This phase II trial studies how well granulocyte colony stimulating factor (G-CSF) works to maintain cognitive brain function following treatment with standard chemotherapy radiation to the head (cranial irradiation) and temozolomide in patients with newly diagnosed MGMT-methylated glioblastomas. Temozolomide, administered at the same time with cranial irradiation, is the standard of care in patients with newly diagnosed glioblastoma. Temozolomide is in a class of medications called alkylating agents. It works by damaging the cell's deoxyribonucleic acid (DNA) and may kill tumor cells and slow down or stop tumor growth. G-CSF is a colony-stimulating factor that stimulates the production of neutrophils (a type of white blood cell). It is a cytokine that is a type of hematopoietic (blood-forming) agent. Giving G-CSF after treatment with chemotherapy radiation therapy and temozolomide may be safe, tolerable and/or effective at preserving cognitive brain function in patients with newly diagnosed MGMT-methylated glioblastoma.
Additional locations may be listed on ClinicalTrials.gov for NCT06649851.
Locations matching your search criteria
United States
Massachusetts
Boston
Massachusetts General Hospital Cancer CenterStatus: Active
Contact: Jorg Dietrich
Phone: 617-726-8567
PRIMARY OBJECTIVES:
I. To evaluate safety and tolerability of G-CSF in patients with newly diagnosed MGMT-methylated (glioblastoma) GBM as assessed by adverse events in both the treatment group and control group.
II. To evaluate efficacy of G-CSF to preserve brain structure (brain volume analysis) over time as assessed by the degree of ventricular volume expansion (measured in % change from baseline), serving as a surrogate marker for global brain volume loss and compared to a randomized control group.
SECONDARY OBJECTIVES:
I. To evaluate efficacy of G-CSF to preserve cognitive function in patients with newly diagnosed MGMT methylated GBM, evaluated longitudinally by objective neurocognitive assessment (z-scores for individual cognitive domains as well as composite score analysis).
II. To evaluate efficacy of G-CSF to preserve quality of life and mood as assessed by patient reported outcome measures.
III. To evaluate conventional outcome and survival measures, including progression free survival (PFS) and overall survival at 12 months (OS-12).

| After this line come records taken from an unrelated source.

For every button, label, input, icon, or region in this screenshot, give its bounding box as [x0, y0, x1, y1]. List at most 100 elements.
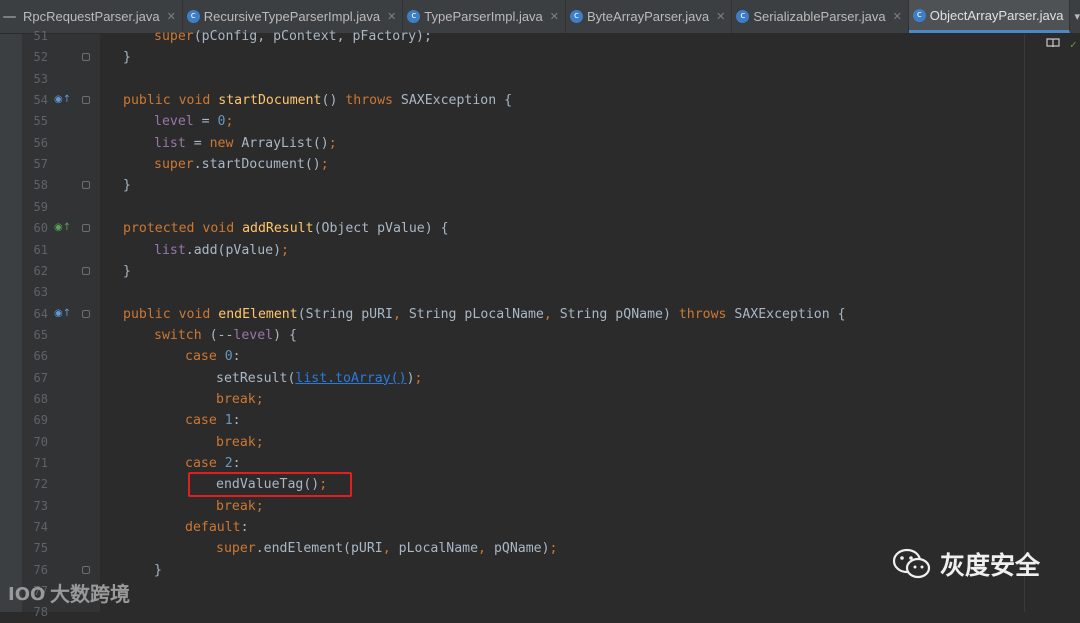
tab-list-chevron-icon[interactable]: ▾	[1070, 0, 1080, 33]
code-token: (Object pValue) {	[313, 221, 449, 237]
code-line[interactable]: 63	[0, 282, 1024, 303]
close-icon[interactable]: ✕	[387, 10, 396, 23]
code-link[interactable]: list.toArray()	[295, 371, 406, 386]
code-text: super.startDocument();	[154, 154, 329, 175]
code-token: :	[232, 456, 241, 471]
fold-toggle-icon[interactable]	[82, 266, 90, 275]
code-line[interactable]: 61 list.add(pValue);	[0, 240, 1024, 261]
code-token: case	[185, 349, 225, 365]
tab-label: SerializableParser.java	[753, 9, 886, 24]
code-token: ()	[321, 93, 346, 109]
inspection-ok-icon[interactable]: ✓	[1070, 38, 1077, 51]
code-line[interactable]: 55 level = 0;	[0, 111, 1024, 132]
code-text: setResult(list.toArray());	[216, 368, 422, 389]
code-token: super	[154, 29, 194, 44]
code-line[interactable]: 74 default:	[0, 517, 1024, 538]
code-text: public void endElement(String pURI, Stri…	[123, 304, 846, 325]
close-icon[interactable]: ✕	[550, 10, 559, 23]
code-line[interactable]: 70 break;	[0, 432, 1024, 453]
code-line[interactable]: 77	[0, 581, 1024, 602]
wechat-icon	[892, 548, 931, 579]
code-text: list.add(pValue);	[154, 240, 289, 261]
line-number: 74	[33, 520, 48, 535]
reader-mode-icon[interactable]	[1046, 38, 1060, 48]
code-token: SAXException {	[400, 93, 513, 109]
code-token: public void	[123, 93, 219, 109]
override-method-icon[interactable]: ◉↑	[54, 94, 71, 106]
code-token: 2	[224, 456, 233, 471]
code-line[interactable]: 65 switch (--level) {	[0, 325, 1024, 346]
code-token: case	[185, 456, 225, 471]
code-token: throws	[345, 93, 401, 109]
code-token: ,	[478, 541, 494, 557]
code-token: ;	[281, 242, 289, 258]
fold-toggle-icon[interactable]	[82, 565, 90, 574]
line-number: 67	[33, 370, 48, 385]
code-text: break;	[216, 496, 264, 517]
code-text: break;	[216, 389, 264, 410]
code-token: level	[233, 327, 274, 343]
highlight-box	[188, 472, 352, 497]
line-number: 68	[33, 391, 48, 406]
code-line[interactable]: 68 break;	[0, 389, 1024, 410]
code-text: }	[123, 47, 131, 68]
fold-toggle-icon[interactable]	[82, 309, 90, 318]
line-number: 56	[33, 135, 48, 150]
tab-label: RpcRequestParser.java	[22, 9, 160, 24]
fold-toggle-icon[interactable]	[82, 224, 90, 233]
fold-toggle-icon[interactable]	[82, 53, 90, 62]
close-icon[interactable]: ✕	[716, 10, 725, 23]
code-line[interactable]: 72 endValueTag();	[0, 474, 1024, 495]
code-line[interactable]: 59	[0, 197, 1024, 218]
line-number: 57	[33, 157, 48, 172]
code-line[interactable]: 73 break;	[0, 496, 1024, 517]
code-line[interactable]: 57 super.startDocument();	[0, 154, 1024, 175]
code-token: endElement	[218, 306, 298, 322]
code-token: break;	[216, 391, 264, 407]
code-line[interactable]: 75 super.endElement(pURI, pLocalName, pQN…	[0, 538, 1024, 559]
code-text: protected void addResult(Object pValue) …	[123, 218, 449, 239]
code-line[interactable]: 52}	[0, 47, 1024, 68]
code-token: throws	[678, 306, 735, 322]
close-icon[interactable]: ✕	[167, 10, 176, 23]
code-token: ,	[543, 306, 560, 322]
code-token: 1	[224, 413, 233, 429]
code-token: ;	[549, 541, 558, 557]
close-icon[interactable]: ✕	[893, 10, 902, 23]
watermark-right: 灰度安全	[892, 546, 1040, 582]
code-token: ,	[392, 306, 409, 322]
code-text: case 1:	[185, 410, 241, 431]
code-line[interactable]: 56 list = new ArrayList();	[0, 133, 1024, 154]
line-number: 53	[33, 71, 48, 86]
line-number: 61	[33, 242, 48, 257]
code-line[interactable]: 54 ◉↑ public void startDocument() throws S…	[0, 90, 1024, 111]
code-line[interactable]: 66 case 0:	[0, 346, 1024, 367]
code-token: String pLocalName	[408, 306, 544, 322]
code-line[interactable]: 78	[0, 602, 1024, 623]
code-line[interactable]: 60 ◉↑ protected void addResult(Object pVal…	[0, 218, 1024, 239]
code-line[interactable]: 67 setResult(list.toArray());	[0, 368, 1024, 389]
code-line[interactable]: 71 case 2:	[0, 453, 1024, 474]
line-number: 54	[33, 93, 48, 108]
implements-method-icon[interactable]: ◉↑	[54, 222, 71, 234]
fold-toggle-icon[interactable]	[82, 96, 90, 105]
override-method-icon[interactable]: ◉↑	[54, 308, 71, 320]
fold-toggle-icon[interactable]	[82, 181, 90, 190]
line-number: 71	[33, 456, 48, 470]
code-line[interactable]: 51 super(pConfig, pContext, pFactory);	[0, 26, 1024, 47]
code-line[interactable]: 76}	[0, 560, 1024, 581]
code-token: addResult	[242, 221, 314, 237]
code-line[interactable]: 53	[0, 69, 1024, 90]
code-token: break;	[216, 434, 264, 450]
code-text: case 0:	[185, 346, 241, 367]
code-line[interactable]: 62}	[0, 261, 1024, 282]
line-number: 64	[33, 306, 48, 321]
code-token: public void	[123, 306, 219, 322]
tab-label: RecursiveTypeParserImpl.java	[203, 9, 381, 24]
code-line[interactable]: 58}	[0, 175, 1024, 196]
code-line[interactable]: 64 ◉↑ public void endElement(String pURI, …	[0, 304, 1024, 325]
code-line[interactable]: 69 case 1:	[0, 410, 1024, 431]
line-number: 65	[33, 327, 48, 342]
code-token: break;	[216, 498, 264, 514]
code-text: case 2:	[185, 453, 241, 474]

ADDITIONAL EXPLORATORY OBJECTIVES:
I. To evaluate efficacy of G-CSF to preserve myelinated fiber tracts, axonal density, and brain connectivity over time as assessed by advanced functional imaging studies.
II. To evaluate blood biomarkers from peripheral blood (type, percent, and number of circulating blood cell populations) following administration of G-CSF as potential biomarkers for brain injury and cellular repair following G-CSF treatment.
OUTLINE: Patients are randomized to 1 of 2 arms.
ARM I: Patients undergo cranial radiation therapy (RT) and receive temozolomide orally (PO) once daily (QD) for 6 weeks on study. Patients then receive adjuvant temozolomide PO on days 1-5 of each cycle and receive G-CSF subcutaneously (SC) for 5 consecutive days following chemotherapy-RT (days 7-11) and on three 3 consecutive days following each subsequent monthly chemotherapy cycle (day 14-16) of each cycle. Cycles repeat every 28 days for up to 6 cycles in the absence of disease progression or unacceptable toxicity. Additionally, patients undergo brain scans and magnetic resonance imaging (MRI) with contrast throughout the study and collection of blood samples during screening and on study.
ARM II: Patients receive standard of care and undergo cranial RT and receive temozolomide PO QD for 6 weeks on study. Patients then receive adjuvant temozolomide PO on days 1-5 of each cycle. Cycles repeat every 28 days for up to 6 cycles in the absence of disease progression or unacceptable toxicity. Additionally, patients undergo brain scans and MRI with contrast throughout the study and collection of blood samples during screening and on study.
After completion of study treatment, patients are followed up at 6 months and 12 months, and then every 6 months up to 5 years from study enrollment, or until withdrawal or death.